Troisième source : le timing. La construction d’un portefeuille suppose obligatoirement une phase d’achat/montée en charge qu’il va falloir optimiser. Contrairement à ce que l’on peut croire, le véritable risque encouru par les portefeuilles assurantiels obligataires réside plutôt dans une poursuite de baisse des taux, et beaucoup moins dans la hausse des taux. En ce sens, les quelques mouvements de tensions-corrections haussières sur les taux est une opportunité pour surpondérer les investissements, voire investir par anticipation. À titre d’exemple, l’un de nos gros portefeuilles a réussi à capter 20 points de base supplémentaires sur 2 ans par rapport à une gestion au fil de l’eau (selon un algorithme bien défini), grâce à cette optimisation du timing d’investissement.

Quatrième source de valeur ajoutée : la gestion du risque.
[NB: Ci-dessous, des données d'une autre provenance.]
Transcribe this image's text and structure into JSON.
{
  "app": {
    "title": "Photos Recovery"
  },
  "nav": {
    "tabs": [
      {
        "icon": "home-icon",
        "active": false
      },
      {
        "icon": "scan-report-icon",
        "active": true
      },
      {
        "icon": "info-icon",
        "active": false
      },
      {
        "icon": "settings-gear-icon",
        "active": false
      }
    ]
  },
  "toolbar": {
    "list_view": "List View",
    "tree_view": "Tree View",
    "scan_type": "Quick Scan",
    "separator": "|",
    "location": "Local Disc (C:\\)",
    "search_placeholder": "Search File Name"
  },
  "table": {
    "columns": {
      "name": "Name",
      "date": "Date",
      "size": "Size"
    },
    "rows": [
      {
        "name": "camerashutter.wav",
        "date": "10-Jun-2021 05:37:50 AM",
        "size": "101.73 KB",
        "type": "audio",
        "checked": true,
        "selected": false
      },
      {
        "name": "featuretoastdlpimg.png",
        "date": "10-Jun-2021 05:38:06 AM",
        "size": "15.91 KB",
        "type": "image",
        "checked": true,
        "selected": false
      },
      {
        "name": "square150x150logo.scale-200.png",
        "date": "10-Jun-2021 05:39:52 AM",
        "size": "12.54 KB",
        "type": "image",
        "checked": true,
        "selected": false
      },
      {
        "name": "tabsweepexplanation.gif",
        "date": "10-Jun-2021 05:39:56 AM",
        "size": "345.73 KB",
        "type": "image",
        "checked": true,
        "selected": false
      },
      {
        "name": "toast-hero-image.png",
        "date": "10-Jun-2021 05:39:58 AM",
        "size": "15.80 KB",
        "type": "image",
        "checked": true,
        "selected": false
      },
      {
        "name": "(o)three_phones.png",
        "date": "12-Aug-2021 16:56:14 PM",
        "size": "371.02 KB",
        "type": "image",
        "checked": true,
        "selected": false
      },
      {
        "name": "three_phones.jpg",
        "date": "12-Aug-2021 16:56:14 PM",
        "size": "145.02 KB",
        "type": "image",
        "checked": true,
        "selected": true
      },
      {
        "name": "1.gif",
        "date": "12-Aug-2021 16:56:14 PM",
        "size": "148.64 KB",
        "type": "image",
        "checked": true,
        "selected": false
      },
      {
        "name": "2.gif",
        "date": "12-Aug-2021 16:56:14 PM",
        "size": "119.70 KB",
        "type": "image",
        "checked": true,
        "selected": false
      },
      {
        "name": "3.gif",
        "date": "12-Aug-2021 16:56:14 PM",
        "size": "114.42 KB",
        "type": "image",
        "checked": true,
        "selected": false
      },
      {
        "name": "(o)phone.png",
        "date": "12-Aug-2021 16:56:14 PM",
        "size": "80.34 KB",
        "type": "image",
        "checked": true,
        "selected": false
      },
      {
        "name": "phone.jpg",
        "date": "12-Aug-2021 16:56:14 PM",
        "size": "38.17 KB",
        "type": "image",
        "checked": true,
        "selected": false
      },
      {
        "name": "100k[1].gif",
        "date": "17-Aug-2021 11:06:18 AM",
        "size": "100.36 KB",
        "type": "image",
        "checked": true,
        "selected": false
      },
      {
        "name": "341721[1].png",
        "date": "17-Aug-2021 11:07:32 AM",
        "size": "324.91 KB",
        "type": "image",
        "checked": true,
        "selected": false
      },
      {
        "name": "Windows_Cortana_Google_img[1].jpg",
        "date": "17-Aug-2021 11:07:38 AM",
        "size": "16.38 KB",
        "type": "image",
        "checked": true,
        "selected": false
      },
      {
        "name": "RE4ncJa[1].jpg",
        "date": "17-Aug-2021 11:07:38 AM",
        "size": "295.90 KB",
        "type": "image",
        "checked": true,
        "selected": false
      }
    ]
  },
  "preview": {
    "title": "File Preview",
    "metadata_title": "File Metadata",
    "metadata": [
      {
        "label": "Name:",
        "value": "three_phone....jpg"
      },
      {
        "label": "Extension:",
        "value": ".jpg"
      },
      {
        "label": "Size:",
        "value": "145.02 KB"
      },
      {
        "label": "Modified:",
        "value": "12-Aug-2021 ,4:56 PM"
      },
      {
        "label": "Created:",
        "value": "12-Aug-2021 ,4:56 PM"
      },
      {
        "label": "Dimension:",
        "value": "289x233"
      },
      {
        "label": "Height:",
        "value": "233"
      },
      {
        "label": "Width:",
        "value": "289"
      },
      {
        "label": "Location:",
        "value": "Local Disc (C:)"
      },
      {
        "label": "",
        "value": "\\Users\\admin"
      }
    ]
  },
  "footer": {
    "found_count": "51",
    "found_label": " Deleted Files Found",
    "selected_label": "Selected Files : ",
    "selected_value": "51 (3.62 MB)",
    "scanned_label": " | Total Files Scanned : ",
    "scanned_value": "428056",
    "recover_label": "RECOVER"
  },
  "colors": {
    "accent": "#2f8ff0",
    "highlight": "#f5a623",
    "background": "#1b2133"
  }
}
Dans le cadre d’une gestion de conviction, contrairement à ce que l’on peut constater dans le cadre de la stratégie de « Buy and Hold », il peut être intéressant de vendre les titres avant échéance. Pour cela, il est nécessaire de s’appuyer sur une équipe de recherche crédit spécialisée et intégrée. Chez Ostrum AM, celle-ci a même développé sa propre méthodologie de notation, de manière à pouvoir challenger et anticiper les décisions des agences de notation classiques. Pendant les périodes de stress de crédit, les vues fondamentales des analystes ont été d’une extrême utilité pour décider ou non de se séparer de certains crédits très chahutés. Dans ces mêmes mouvements de stress, renforcer ces crédits, en bénéficiant d’une bonne vision de crédit fondamentale, peut-être une « aubaine » pour capter un rendement supplémentaire.
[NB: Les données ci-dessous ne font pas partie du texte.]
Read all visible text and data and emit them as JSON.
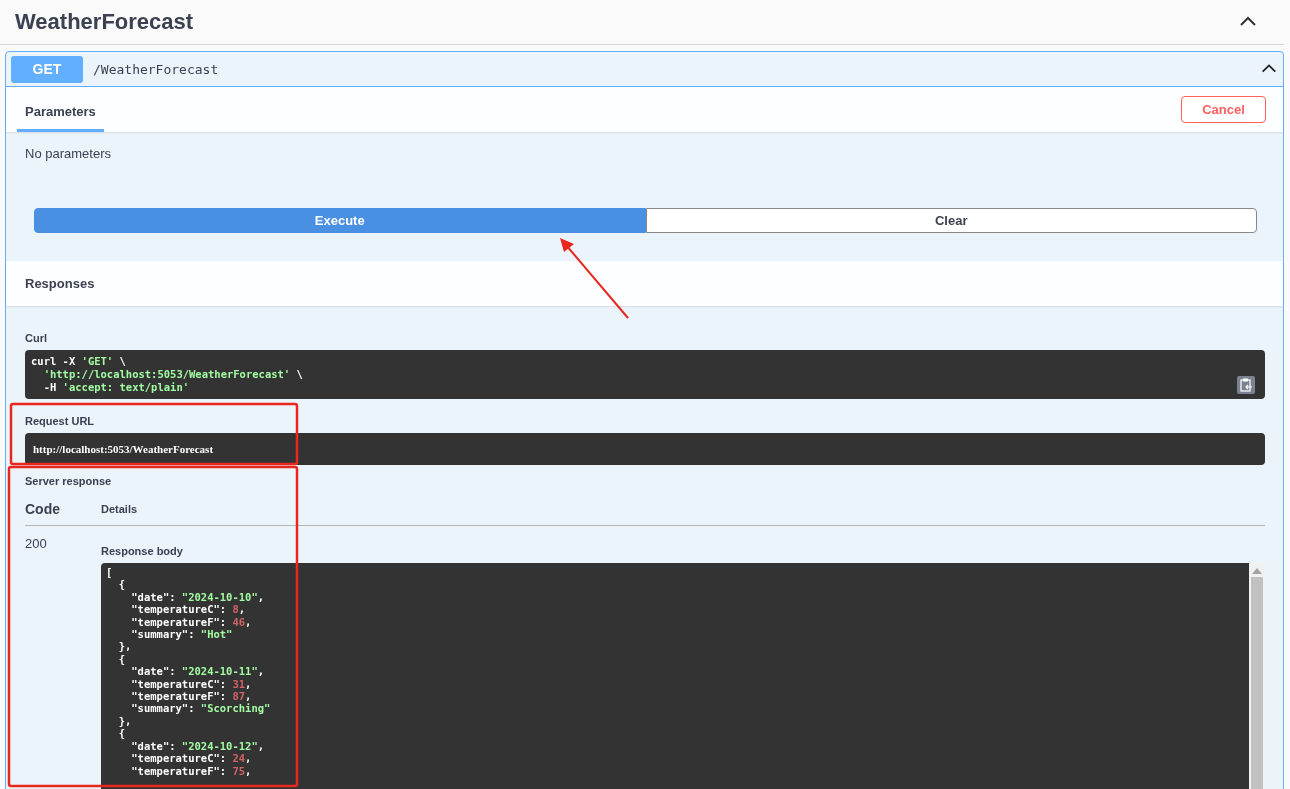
{
  "section": {
    "title": "WeatherForecast",
    "expanded": true
  },
  "operation": {
    "method": "GET",
    "path": "/WeatherForecast",
    "expanded": true
  },
  "tabs": [
    {
      "label": "Parameters",
      "selected": true
    }
  ],
  "cancel_button": "Cancel",
  "parameters_text": "No parameters",
  "buttons": [
    {
      "label": "Execute",
      "kind": "primary"
    },
    {
      "label": "Clear",
      "kind": "secondary"
    }
  ],
  "responses_title": "Responses",
  "curl": {
    "label": "Curl",
    "lines": [
      [
        {
          "text": "curl -X ",
          "kind": "plain"
        },
        {
          "text": "'GET'",
          "kind": "string"
        },
        {
          "text": " \\",
          "kind": "plain"
        }
      ],
      [
        {
          "text": "  'http://localhost:5053/WeatherForecast'",
          "kind": "string"
        },
        {
          "text": " \\",
          "kind": "plain"
        }
      ],
      [
        {
          "text": "  -H ",
          "kind": "plain"
        },
        {
          "text": "'accept: text/plain'",
          "kind": "string"
        }
      ]
    ]
  },
  "request_url": {
    "label": "Request URL",
    "value": "http://localhost:5053/WeatherForecast"
  },
  "server_response": {
    "label": "Server response",
    "columns": [
      "Code",
      "Details"
    ],
    "code": "200",
    "body_label": "Response body",
    "body_lines": [
      [
        {
          "text": "[",
          "kind": "plain"
        }
      ],
      [
        {
          "text": "  {",
          "kind": "plain"
        }
      ],
      [
        {
          "text": "    \"date\": ",
          "kind": "plain"
        },
        {
          "text": "\"2024-10-10\"",
          "kind": "string"
        },
        {
          "text": ",",
          "kind": "plain"
        }
      ],
      [
        {
          "text": "    \"temperatureC\": ",
          "kind": "plain"
        },
        {
          "text": "8",
          "kind": "number"
        },
        {
          "text": ",",
          "kind": "plain"
        }
      ],
      [
        {
          "text": "    \"temperatureF\": ",
          "kind": "plain"
        },
        {
          "text": "46",
          "kind": "number"
        },
        {
          "text": ",",
          "kind": "plain"
        }
      ],
      [
        {
          "text": "    \"summary\": ",
          "kind": "plain"
        },
        {
          "text": "\"Hot\"",
          "kind": "string"
        }
      ],
      [
        {
          "text": "  },",
          "kind": "plain"
        }
      ],
      [
        {
          "text": "  {",
          "kind": "plain"
        }
      ],
      [
        {
          "text": "    \"date\": ",
          "kind": "plain"
        },
        {
          "text": "\"2024-10-11\"",
          "kind": "string"
        },
        {
          "text": ",",
          "kind": "plain"
        }
      ],
      [
        {
          "text": "    \"temperatureC\": ",
          "kind": "plain"
        },
        {
          "text": "31",
          "kind": "number"
        },
        {
          "text": ",",
          "kind": "plain"
        }
      ],
      [
        {
          "text": "    \"temperatureF\": ",
          "kind": "plain"
        },
        {
          "text": "87",
          "kind": "number"
        },
        {
          "text": ",",
          "kind": "plain"
        }
      ],
      [
        {
          "text": "    \"summary\": ",
          "kind": "plain"
        },
        {
          "text": "\"Scorching\"",
          "kind": "string"
        }
      ],
      [
        {
          "text": "  },",
          "kind": "plain"
        }
      ],
      [
        {
          "text": "  {",
          "kind": "plain"
        }
      ],
      [
        {
          "text": "    \"date\": ",
          "kind": "plain"
        },
        {
          "text": "\"2024-10-12\"",
          "kind": "string"
        },
        {
          "text": ",",
          "kind": "plain"
        }
      ],
      [
        {
          "text": "    \"temperatureC\": ",
          "kind": "plain"
        },
        {
          "text": "24",
          "kind": "number"
        },
        {
          "text": ",",
          "kind": "plain"
        }
      ],
      [
        {
          "text": "    \"temperatureF\": ",
          "kind": "plain"
        },
        {
          "text": "75",
          "kind": "number"
        },
        {
          "text": ",",
          "kind": "plain"
        }
      ]
    ]
  }
}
Cinquième et dernière source de valeur ajoutée : les arbitrages. Et c’est là où la gestion « Buy and Maintain » avec un biais dynamique se distingue des autres. Pour naviguer dans un contexte de taux bas, il faut en effet faire preuve d’opportunisme. Et pour cela, il ne faut pas hésiter à arbitrer le stock de titres déjà accumulé ; arbitrages entre classes d’actifs, secteurs, différents segments de maturités (arbitrage de courbe, etc), marché primaire vs marché secondaire. Sans oublier que ces opérations d’arbitrage ne doivent en aucun cas occulter le fait que nous travaillons toujours dans une optique de long terme, afin de trouver le meilleur couple rendement-risque, et non pour optimiser un couple de rendement répondant à une logique de pari tactique (sur le court terme). Cette différence est cruciale dans la philosophie d'arbitrage de notre stratégie de « Buy and Maintain » assurantielle.

Il est donc faux de penser que la gestion obligataire assurantielle est forcément passive ou du moins inactive. Compte tenu de la situation macroéconomique actuelle et de ses conséquences sur la politique monétaire internationale, il ne faut pas compter sur une remontée des taux à court terme. Il est par conséquent important d’aller capter des écarts de spread dans le cadre d’une gestion dynamique qui n’exclut pas une approche prudente et de long terme. Et pour cela, la stratégie « Buy and Maintain » est la plus efficace du moment.

1 Le « Buy and Hold » désigne une stratégie d’investissement dans laquelle un investisseur achète des titres de créances et les garde en portefeuille jusqu’à leurs maturités.

2 La stratégie « Buy and Maintain » est soumise notamment à des risques de perte de capital (risque de défaut), des risques de taux et des risques de change.